Sean Hannity's Confusing Explanation About Michael Cohen

Photo via @SeanHannity on Twitter.

Competent legal advice is incredibly valuable — there’s a reason experienced attorneys can charge hundreds of dollars per hour. For Fox News Channel’s Sean Hannity, however, he may be getting a lesson in “you get what you pay for,” as his name became a trending topic after it was disclosed in a federal court hearing that President Donald Trump’s personal attorney, Michael Cohen, represented Hannity as well. Hannity’s attempts to explain the situation are confusing, if not outright contradictory, and do not seem likely to make this story die down.


As RedState reported earlier today, Cohen was in court trying to protect evidence seized during last week’s FBI raid on his home, office, and hotel room, by claiming a broad attorney-client privilege.

Because Cohen’s own comments have made it tough to plausibly argue an attorney-client privilege related to the president — like when he publicly claimed that Trump was unaware of the alleged payoff to Stormy Daniels — Cohen’s attorneys tried other angles, like claiming Cohen had an additional third client who deserved the protection of the privilege. However, they did not want to disclose the identity of that mysterious third client. The judge rejected that argument and demanded the nameand it was revealed to be Sean Hannity.

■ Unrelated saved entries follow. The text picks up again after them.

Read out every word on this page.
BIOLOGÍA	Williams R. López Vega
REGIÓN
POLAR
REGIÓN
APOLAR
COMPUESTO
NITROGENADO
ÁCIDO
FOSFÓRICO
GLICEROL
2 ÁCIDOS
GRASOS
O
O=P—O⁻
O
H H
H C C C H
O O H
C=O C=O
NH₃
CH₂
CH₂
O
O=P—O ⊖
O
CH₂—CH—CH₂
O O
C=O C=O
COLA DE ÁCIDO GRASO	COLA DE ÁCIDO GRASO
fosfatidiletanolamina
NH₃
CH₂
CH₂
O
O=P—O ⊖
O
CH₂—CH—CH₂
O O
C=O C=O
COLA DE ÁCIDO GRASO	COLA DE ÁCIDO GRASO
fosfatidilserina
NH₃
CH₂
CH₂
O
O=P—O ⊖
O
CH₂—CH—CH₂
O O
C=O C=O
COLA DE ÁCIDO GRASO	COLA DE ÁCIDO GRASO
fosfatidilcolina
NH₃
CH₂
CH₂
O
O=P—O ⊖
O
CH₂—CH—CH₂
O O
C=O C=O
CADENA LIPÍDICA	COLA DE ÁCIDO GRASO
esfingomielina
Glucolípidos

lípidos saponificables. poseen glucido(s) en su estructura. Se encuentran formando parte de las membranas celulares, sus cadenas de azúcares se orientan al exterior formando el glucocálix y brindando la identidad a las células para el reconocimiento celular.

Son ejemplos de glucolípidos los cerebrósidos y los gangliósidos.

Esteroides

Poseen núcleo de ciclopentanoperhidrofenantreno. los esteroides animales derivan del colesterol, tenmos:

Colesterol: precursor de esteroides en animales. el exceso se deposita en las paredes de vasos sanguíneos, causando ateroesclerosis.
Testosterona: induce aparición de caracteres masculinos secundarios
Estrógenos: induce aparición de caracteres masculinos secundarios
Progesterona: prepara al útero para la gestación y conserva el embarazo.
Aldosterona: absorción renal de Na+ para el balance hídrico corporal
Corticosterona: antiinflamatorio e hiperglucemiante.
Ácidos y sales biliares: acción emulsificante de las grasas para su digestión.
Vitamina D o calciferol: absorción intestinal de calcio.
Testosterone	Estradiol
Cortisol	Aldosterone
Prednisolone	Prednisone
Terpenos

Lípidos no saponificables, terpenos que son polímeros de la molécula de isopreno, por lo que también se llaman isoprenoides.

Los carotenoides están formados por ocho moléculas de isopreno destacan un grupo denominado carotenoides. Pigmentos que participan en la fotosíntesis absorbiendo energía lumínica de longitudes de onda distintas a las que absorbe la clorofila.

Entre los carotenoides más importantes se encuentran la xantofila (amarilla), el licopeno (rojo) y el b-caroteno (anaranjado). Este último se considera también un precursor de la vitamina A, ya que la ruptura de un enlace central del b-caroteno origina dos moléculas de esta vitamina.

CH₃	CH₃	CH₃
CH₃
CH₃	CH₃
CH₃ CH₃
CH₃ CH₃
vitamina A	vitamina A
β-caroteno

On his Twitter account, Hannity sought to offer an explanation.

He also made similar comments on his radio program today, with the added detail that he sometimes “handed him 10 bucks” as a legal fee because he wanted to invoke the attorney-client privilege.

OK. There’s a lot to unpack here. First of all, Hannity really should have consulted with a lawyer — someone who didn’t get his law degree from literally the “worst law school in the country” — before he started running his mouth on his radio show or Twitter.


Hannity is claiming that Cohen “never represented him” and he “never retained him,” but he also wants to claim the attorney-client privilege over their conversations.

He is claiming that he never “received an invoice, or paid legal fees,” but he also says he “might have handed him 10 bucks.” (For the record, it is possible for an attorney-client privilege to exist even without the payment of legal fees. Otherwise, an attorney could not represent anyone pro bono and still have the privilege protect their communications.)

He is claiming that their conversations “never involved any matter between me and a third-party,” but “dealt almost exclusively about real estate.”

I’m not sure how you can discuss real estate transactions without third parties being involved — whether you’re a buyer or seller, trying to develop a piece of property or get new or additional financing, there are always third parties involved. If nothing else, there are government entities involved in property taxes, permitting, zoning, etc.

It doesn’t make much sense to have sought out Cohen for “real estate” advice either. If Hannity is lying, well, that’s an entirely different matter. Maybe this is the kind of advice you get for “10 bucks”?


At minimum, the fact that Hannity had some sort of legal representation relationship with Cohen was relevant, and should have been disclosed to his Fox News Channel audience. No one is deluded enough to believe Hannity is impartial on any matter relating to Trump, but it is an entirely separate issue indeed for him to be so vocal in his defense of Cohen but not disclose his own connection to him.

It would not have restricted his ability to voice his opinion, or required any disclosure of confidential information. He could have simply said something along the lines of, “I know Michael Cohen, and, in fact, I’ve gotten legal advice from him before.” If anything, Hannity’s audience — many of whom share his pro-Trump stance — would have been fine with that, if not trusting his defense of Cohen more after hearing that Hannity knew him and had sought advice from him too.

The real punchline here is that Hannity’s comments knock the legs out from under the efforts by Cohen’s attorneys to protect the evidence the FBI seized. If, as Hannity says, they just had minor, occasional conversations, unrelated to “any third party” (presumably meaning Trump), then there are unlikely to be any documents or evidence related to Hannity included in the FBI’s seized materials. Moreover, Cohen’s attorneys cannot claim an attorney-client privilege on behalf of Hannity to protect all that evidence that has nothing to do with him.

To recap: we have a lawyer, Michael Cohen, who wants to claim an attorney-client privilege over communications with Trump, but claimed Trump was unaware of the negotiations and payment to Stormy Daniels, and tried to claim an attorney-client privilege on behalf of another client, Hannity, who just publicly said he had nothing to do with this whole mess.


I’ve said it before about Cohen, and it seems to apply to the attorneys Cohen has retained to represent him as well — weaponized ineptitude. Trump, Hannity, et al. all have substantial financial resources and connections to powerful people. Why have they put so much trust in Cohen? Bizarre doesn’t begin to cover it.

Hannity, if you’re reading this: shut up and call a real lawyer before you say or tweet one more word.